Mi azzittisco, ben sapendo che se voglio i soldi non devo oppormi, devo lasciarla essere sgradevole come sempre.

"Te li darò, ad una condizione"

"Certo, qualsiasi cosa..."

"Devi smetterla di vedere Deshawn Sun. E' un cercatore d'oro che sa benissimo che, senza la protezione del padre, perderà il lavoro con la rapidità di uno schiocco di dita. Ti sta usando. Non ti affretterei a questa conclusione se il patrimonio minacciato fosse quello dell'intera famiglia, ma la tua leggerezza come al solito è inaccettabile, Nadja"

"Ma Deshawn..."

"Deshawn ti ama, certo. Non mi imbarcherò in una discussione con te, ma se vuoi che ti presti questi soldi, la condizione è questa."
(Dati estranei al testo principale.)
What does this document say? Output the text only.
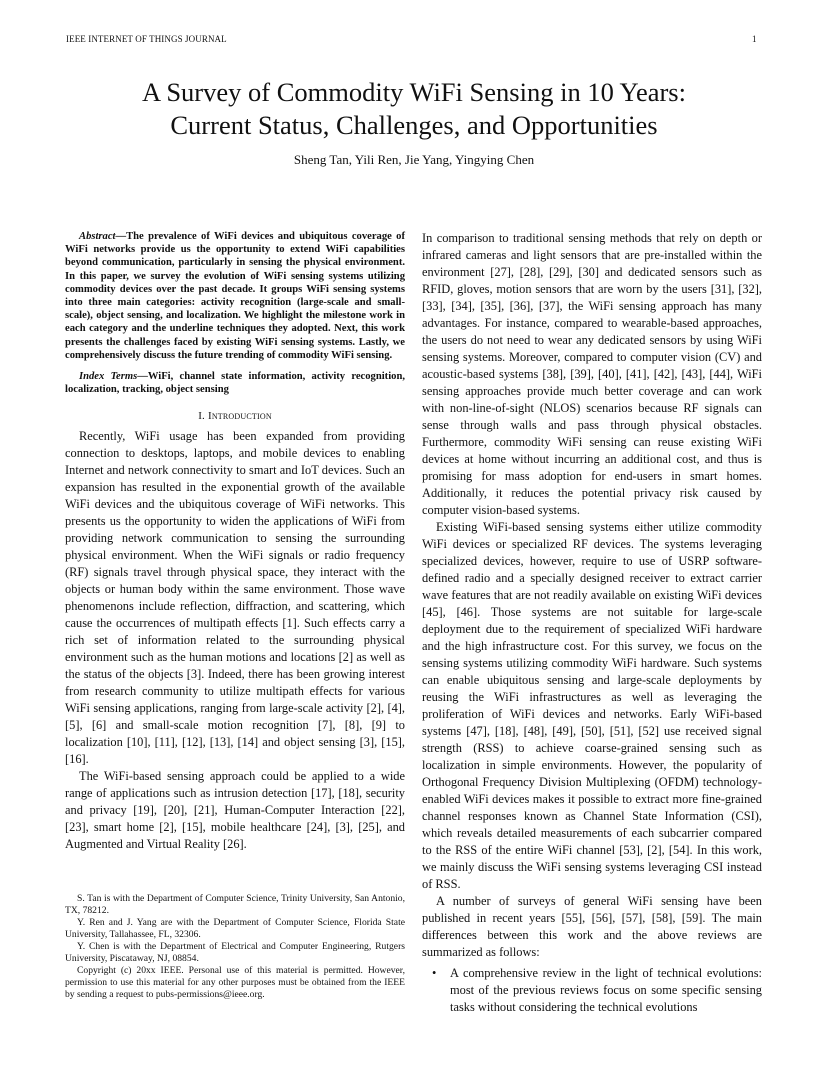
IEEE INTERNET OF THINGS JOURNAL	1
A Survey of Commodity WiFi Sensing in 10 Years:
Current Status, Challenges, and Opportunities
Sheng Tan, Yili Ren, Jie Yang, Yingying Chen

Abstract—The prevalence of WiFi devices and ubiquitous coverage of WiFi networks provide us the opportunity to extend WiFi capabilities beyond communication, particularly in sensing the physical environment. In this paper, we survey the evolution of WiFi sensing systems utilizing commodity devices over the past decade. It groups WiFi sensing systems into three main categories: activity recognition (large-scale and small-scale), object sensing, and localization. We highlight the milestone work in each category and the underline techniques they adopted. Next, this work presents the challenges faced by existing WiFi sensing systems. Lastly, we comprehensively discuss the future trending of commodity WiFi sensing.

Index Terms—WiFi, channel state information, activity recognition, localization, tracking, object sensing

I. Introduction

Recently, WiFi usage has been expanded from providing connection to desktops, laptops, and mobile devices to enabling Internet and network connectivity to smart and IoT devices. Such an expansion has resulted in the exponential growth of the available WiFi devices and the ubiquitous coverage of WiFi networks. This presents us the opportunity to widen the applications of WiFi from providing network communication to sensing the surrounding physical environment. When the WiFi signals or radio frequency (RF) signals travel through physical space, they interact with the objects or human body within the same environment. Those wave phenomenons include reflection, diffraction, and scattering, which cause the occurrences of multipath effects [1]. Such effects carry a rich set of information related to the surrounding physical environment such as the human motions and locations [2] as well as the status of the objects [3]. Indeed, there has been growing interest from research community to utilize multipath effects for various WiFi sensing applications, ranging from large-scale activity [2], [4], [5], [6] and small-scale motion recognition [7], [8], [9] to localization [10], [11], [12], [13], [14] and object sensing [3], [15], [16].

The WiFi-based sensing approach could be applied to a wide range of applications such as intrusion detection [17], [18], security and privacy [19], [20], [21], Human-Computer Interaction [22], [23], smart home [2], [15], mobile healthcare [24], [3], [25], and Augmented and Virtual Reality [26].

S. Tan is with the Department of Computer Science, Trinity University, San Antonio, TX, 78212.

Y. Ren and J. Yang are with the Department of Computer Science, Florida State University, Tallahassee, FL, 32306.

Y. Chen is with the Department of Electrical and Computer Engineering, Rutgers University, Piscataway, NJ, 08854.

Copyright (c) 20xx IEEE. Personal use of this material is permitted. However, permission to use this material for any other purposes must be obtained from the IEEE by sending a request to pubs-permissions@ieee.org.

In comparison to traditional sensing methods that rely on depth or infrared cameras and light sensors that are pre-installed within the environment [27], [28], [29], [30] and dedicated sensors such as RFID, gloves, motion sensors that are worn by the users [31], [32], [33], [34], [35], [36], [37], the WiFi sensing approach has many advantages. For instance, compared to wearable-based approaches, the users do not need to wear any dedicated sensors by using WiFi sensing systems. Moreover, compared to computer vision (CV) and acoustic-based systems [38], [39], [40], [41], [42], [43], [44], WiFi sensing approaches provide much better coverage and can work with non-line-of-sight (NLOS) scenarios because RF signals can sense through walls and pass through physical obstacles. Furthermore, commodity WiFi sensing can reuse existing WiFi devices at home without incurring an additional cost, and thus is promising for mass adoption for end-users in smart homes. Additionally, it reduces the potential privacy risk caused by computer vision-based systems.

Existing WiFi-based sensing systems either utilize commodity WiFi devices or specialized RF devices. The systems leveraging specialized devices, however, require to use of USRP software-defined radio and a specially designed receiver to extract carrier wave features that are not readily available on existing WiFi devices [45], [46]. Those systems are not suitable for large-scale deployment due to the requirement of specialized WiFi hardware and the high infrastructure cost. For this survey, we focus on the sensing systems utilizing commodity WiFi hardware. Such systems can enable ubiquitous sensing and large-scale deployments by reusing the WiFi infrastructures as well as leveraging the proliferation of WiFi devices and networks. Early WiFi-based systems [47], [18], [48], [49], [50], [51], [52] use received signal strength (RSS) to achieve coarse-grained sensing such as localization in simple environments. However, the popularity of Orthogonal Frequency Division Multiplexing (OFDM) technology-enabled WiFi devices makes it possible to extract more fine-grained channel responses known as Channel State Information (CSI), which reveals detailed measurements of each subcarrier compared to the RSS of the entire WiFi channel [53], [2], [54]. In this work, we mainly discuss the WiFi sensing systems leveraging CSI instead of RSS.

A number of surveys of general WiFi sensing have been published in recent years [55], [56], [57], [58], [59]. The main differences between this work and the above reviews are summarized as follows:

• A comprehensive review in the light of technical evolutions: most of the previous reviews focus on some specific sensing tasks without considering the technical evolutions
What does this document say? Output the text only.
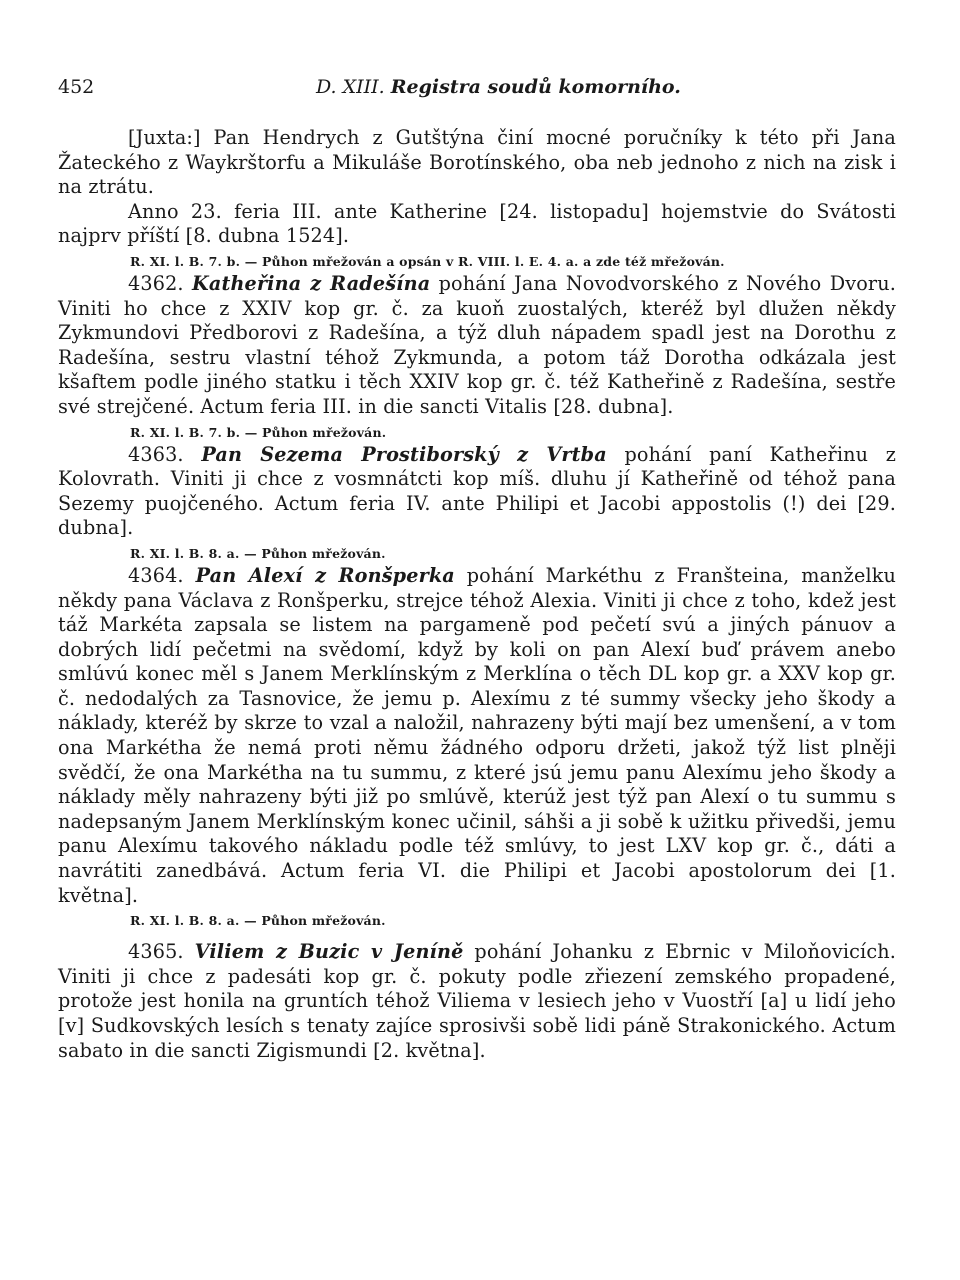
452	D. XIII. Registra soudů komorního.

[Juxta:] Pan Hendrych z Gutštýna činí mocné poručníky k této při Jana Žateckého z Waykrštorfu a Mikuláše Borotínského, oba neb jednoho z nich na zisk i na ztrátu.

Anno 23. feria III. ante Katherine [24. listopadu] hojemstvie do Svátosti najprv příští [8. dubna 1524].

R. XI. l. B. 7. b. — Půhon mřežován a opsán v R. VIII. l. E. 4. a. a zde též mřežován.

4362. Katheřina z Radešína pohání Jana Novodvorského z Nového Dvoru. Viniti ho chce z XXIV kop gr. č. za kuoň zuostalých, kteréž byl dlužen někdy Zykmundovi Předborovi z Radešína, a týž dluh nápadem spadl jest na Dorothu z Radešína, sestru vlastní téhož Zykmunda, a potom táž Dorotha odkázala jest kšaftem podle jiného statku i těch XXIV kop gr. č. též Katheřině z Radešína, sestře své strejčené. Actum feria III. in die sancti Vitalis [28. dubna].

R. XI. l. B. 7. b. — Půhon mřežován.

4363. Pan Sezema Prostiborský z Vrtba pohání paní Katheřinu z Kolovrath. Viniti ji chce z vosmnátcti kop míš. dluhu jí Katheřině od téhož pana Sezemy puojčeného. Actum feria IV. ante Philipi et Jacobi appostolis (!) dei [29. dubna].

R. XI. l. B. 8. a. — Půhon mřežován.

4364. Pan Alexí z Ronšperka pohání Markéthu z Franšteina, manželku někdy pana Václava z Ronšperku, strejce téhož Alexia. Viniti ji chce z toho, kdež jest táž Markéta zapsala se listem na pargameně pod pečetí svú a jiných pánuov a dobrých lidí pečetmi na svědomí, když by koli on pan Alexí buď právem anebo smlúvú konec měl s Janem Merklínským z Merklína o těch DL kop gr. a XXV kop gr. č. nedodalých za Tasnovice, že jemu p. Alexímu z té summy všecky jeho škody a náklady, kteréž by skrze to vzal a naložil, nahrazeny býti mají bez umenšení, a v tom ona Markétha že nemá proti němu žádného odporu držeti, jakož týž list plněji svědčí, že ona Markétha na tu summu, z které jsú jemu panu Alexímu jeho škody a náklady měly nahrazeny býti již po smlúvě, kterúž jest týž pan Alexí o tu summu s nadepsaným Janem Merklínským konec učinil, sáhši a ji sobě k užitku přivedši, jemu panu Alexímu takového nákladu podle též smlúvy, to jest LXV kop gr. č., dáti a navrátiti zanedbává. Actum feria VI. die Philipi et Jacobi apostolorum dei [1. května].

R. XI. l. B. 8. a. — Půhon mřežován.

4365. Viliem z Buzic v Jeníně pohání Johanku z Ebrnic v Miloňovicích. Viniti ji chce z padesáti kop gr. č. pokuty podle zřiezení zemského propadené, protože jest honila na gruntích téhož Viliema v lesiech jeho v Vuostří [a] u lidí jeho [v] Sudkovských lesích s tenaty zajíce sprosivši sobě lidi páně Strakonického. Actum sabato in die sancti Zigismundi [2. května].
Mi poggio la mano sulla bocca e faccio un passo indietro, tentando di non mettermi a singhiozzare davanti a lei.

"E un'altra cosa: so benissimo che non stai frequentando più medicina. Prima o poi dovrai dirlo anche a papà".

Ricaccio nel petto il groppo che mi sale alla gola mentre la osservo immobile come una statua, lo sguardo vitreo puntato lontano, privo di profondità o di un briciolo di compassione. Vedo i calcoli che montano da sempre il suo cervello spazzando via la possibilità di qualsiasi interazione umana o affettiva. Guardo mia sorella e di lei so tutto: so che ha studiato sempre con successo, che si è distinta in ogni cosa provasse, che è una persona scrupolosa e puntuale, che è un ottimo ingegnere, un ottimo manager, che è in terapia da quando aveva quattordici anni, che i suoi attacchi d'ira sono rari quanto aggressivi, che a differenza mia si è applicata nello studio del pianoforte, che anche il suo culo è gelido come i suoi occhi e che per quanto sia perfetta, per quanto sia impeccabile, per quanto mamma e papà la apprezzino più di qualunque altra persona, è me che amano di più, semplicemente perché amare Declan è impossibile, è frustrante e inutile. Così frustrante e inutile, come quando stai in piedi accanto a lei, la preghi di aiutarti nel momento del bisogno e lei continua a fumare, a non guardarti, come se i tuoi problemi la annoiassero e rassegnassero allo stesso momento. Guardo mia sorella, di cui so tutto, ma l'unica cosa che vedo è un'estranea.

"Puoi pensarci, se vuoi, ma ti prego di darmi una risposta non oltre domani, quando tornerò a New London".

La lascio sul patio e vado a cercare a tentoni il bagno, sottraendole la soddisfazione di vedermi piangere.